「心の声が全部見えたら善人はいない?」と感じる理由|人間の本音と理性について考える

ヒト

「もし人の心の声が全部聞こえる機械があったら、善人なんてほとんどいないのでは?」と考えたことがある人は少なくありません。

普段は優しそうに見える人でも、内心ではイライラしていたり、嫉妬していたり、相手に失礼なことを考えていたりすることがあります。

そのため、「本音が全部見えたら人間関係は壊れるのでは」と感じるのは自然なことです。

しかし心理学や人間観察の視点で見ると、「頭に浮かぶこと」と「実際に行動すること」は別物とも言われています。

この記事では、「心の声だだ漏れ機」があった世界を想像しながら、人間の善悪や本音について考えていきます。

人は意外と「黒い感情」を持っている

まず前提として、人間は誰でもネガティブな感情を持っています。

例えば、

  • 誰かに嫉妬する
  • 嫌いな人に不幸が起きてほしいと思う
  • 面倒だから関わりたくないと感じる
  • 他人を見下してしまう

などは、多くの人が一度は経験します。

普段は口に出さないだけで、心の中にはかなり雑多な感情があります。

そのため、「本音が全部見えたら善人は少ない」という考え方には、ある程度リアリティがあります。

でも「考えること」と「行動すること」は違う

一方で重要なのは、人間は思ったことを全部実行しているわけではないという点です。

例えば、

  • イラッとしても暴言を吐かない
  • 嫉妬しても嫌がらせしない
  • ムカついても相手を傷つけない

など、多くの人は理性で行動をコントロールしています。

つまり、善人かどうかは「頭に浮かぶ内容」だけでなく、「その感情をどう扱うか」にも関係しています。

心理学でも、「侵入思考」と呼ばれる、本人の意思とは関係なく浮かぶ嫌な考えがあることが知られています。

そのため、「変なことを考えてしまう=悪人」という単純な話ではありません。

本音が見えないから人間関係は成り立っている

人間社会は、ある意味で「全部は言わない」ことで成立しています。

例えば、

  • 空気を読む
  • 思っていても言わない
  • 相手を傷つけない表現を選ぶ

などは、社会生活に必要なスキルです。

もし心の声が完全に見えてしまったら、普段なら流せる小さな感情まで全部共有されてしまいます。

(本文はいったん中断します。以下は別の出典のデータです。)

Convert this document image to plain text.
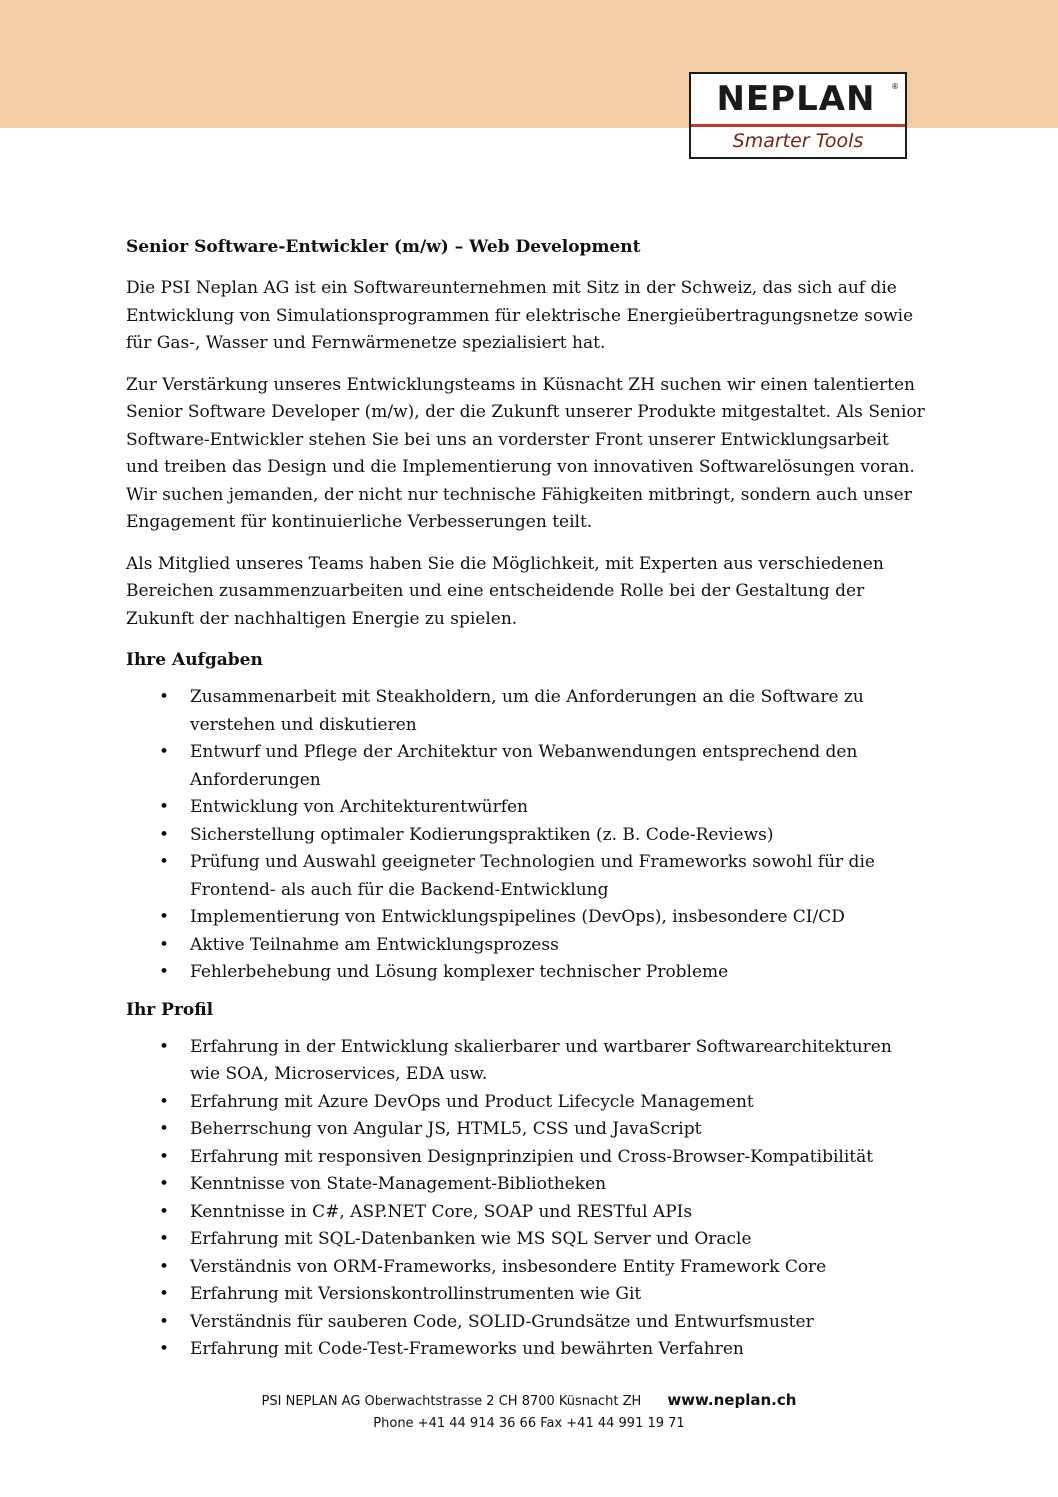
NEPLAN	®
Smarter Tools
Senior Software-Entwickler (m/w) – Web Development

Die PSI Neplan AG ist ein Softwareunternehmen mit Sitz in der Schweiz, das sich auf die Entwicklung von Simulationsprogrammen für elektrische Energieübertragungsnetze sowie für Gas-, Wasser und Fernwärmenetze spezialisiert hat.

Zur Verstärkung unseres Entwicklungsteams in Küsnacht ZH suchen wir einen talentierten Senior Software Developer (m/w), der die Zukunft unserer Produkte mitgestaltet. Als Senior Software-Entwickler stehen Sie bei uns an vorderster Front unserer Entwicklungsarbeit und treiben das Design und die Implementierung von innovativen Softwarelösungen voran. Wir suchen jemanden, der nicht nur technische Fähigkeiten mitbringt, sondern auch unser Engagement für kontinuierliche Verbesserungen teilt.

Als Mitglied unseres Teams haben Sie die Möglichkeit, mit Experten aus verschiedenen Bereichen zusammenzuarbeiten und eine entscheidende Rolle bei der Gestaltung der Zukunft der nachhaltigen Energie zu spielen.

Ihre Aufgaben
• Zusammenarbeit mit Steakholdern, um die Anforderungen an die Software zu verstehen und diskutieren
• Entwurf und Pflege der Architektur von Webanwendungen entsprechend den Anforderungen
• Entwicklung von Architekturentwürfen
• Sicherstellung optimaler Kodierungspraktiken (z. B. Code-Reviews)
• Prüfung und Auswahl geeigneter Technologien und Frameworks sowohl für die Frontend- als auch für die Backend-Entwicklung
• Implementierung von Entwicklungspipelines (DevOps), insbesondere CI/CD
• Aktive Teilnahme am Entwicklungsprozess
• Fehlerbehebung und Lösung komplexer technischer Probleme
Ihr Profil
• Erfahrung in der Entwicklung skalierbarer und wartbarer Softwarearchitekturen wie SOA, Microservices, EDA usw.
• Erfahrung mit Azure DevOps und Product Lifecycle Management
• Beherrschung von Angular JS, HTML5, CSS und JavaScript
• Erfahrung mit responsiven Designprinzipien und Cross-Browser-Kompatibilität
• Kenntnisse von State-Management-Bibliotheken
• Kenntnisse in C#, ASP.NET Core, SOAP und RESTful APIs
• Erfahrung mit SQL-Datenbanken wie MS SQL Server und Oracle
• Verständnis von ORM-Frameworks, insbesondere Entity Framework Core
• Erfahrung mit Versionskontrollinstrumenten wie Git
• Verständnis für sauberen Code, SOLID-Grundsätze und Entwurfsmuster
• Erfahrung mit Code-Test-Frameworks und bewährten Verfahren
PSI NEPLAN AG Oberwachtstrasse 2 CH 8700 Küsnacht ZH www.neplan.ch
Phone +41 44 914 36 66 Fax +41 44 991 19 71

「今日はちょっと面倒だな」程度の軽い感情でも、見えた瞬間に相手を傷つける可能性があります。

つまり、人間関係には「適度なフィルター」が必要とも言えます。

善人とは「一切悪いことを考えない人」なのか

ここで考えたいのが、「善人」の定義です。

もし善人を、

「一度も悪い感情を持たない人」

と定義するなら、確かにほとんど存在しないかもしれません。

しかし現実には、多くの人はネガティブな感情を抱えながらも、他人を傷つけないよう努力しています。

例えば、

  • イライラしても親切に接する
  • 嫌な気分でも仕事をこなす
  • 嫉妬しても相手を攻撃しない

などです。

むしろ、人間は感情があるからこそ、それを抑える理性や優しさが意味を持つとも考えられます。

「心の声」が全部本音とも限らない

実は、人の頭の中に浮かぶことは、その人の本心そのものとは限りません。

人間の脳は常に大量の情報や感情を処理しており、瞬間的に極端な考えが浮かぶことがあります。

例えば、

  • 「逃げたい」
  • 「もう嫌だ」
  • 「腹立つ」

などは、その瞬間の感情反応であることも多いです。

しかし、少し時間が経つと冷静になり、「そこまでではなかった」と感じることもあります。

つまり、人間の思考は常に一定ではなく、流動的です。

SNS時代は「半分心の声」が漏れているとも言われる

現代はSNSによって、昔より本音が見えやすくなっています。

匿名での発言や裏アカウントなどを見ると、人間の攻撃性や嫉妬、承認欲求が露骨に出る場面も少なくありません。

そのため、「人間って案外こんなこと考えているんだ」と驚く人もいます。

ただ、その一方で、

  • 困っている人を助ける
  • 募金をする
  • 見返りなく親切にする

といった善意も多く存在しています。

人間は「綺麗な感情だけ」でも「汚い感情だけ」でもなく、その両方を持っている存在だと言えます。

まとめ

「心の声だだ漏れ機」があったら、確かに多くの人の黒い感情やネガティブな本音が見えてしまうかもしれません。

その意味では、「完全に真っ白な善人」は少ないと感じる人も多いでしょう。

しかし、人間の価値は「どんな感情が浮かぶか」だけでは決まりません。

むしろ、ネガティブな感情を持ちながらも、相手を傷つけないよう行動できることに、人間らしさや優しさがあるとも言えます。

本音と理性、その両方を抱えながら生きているのが、人間という存在なのかもしれません。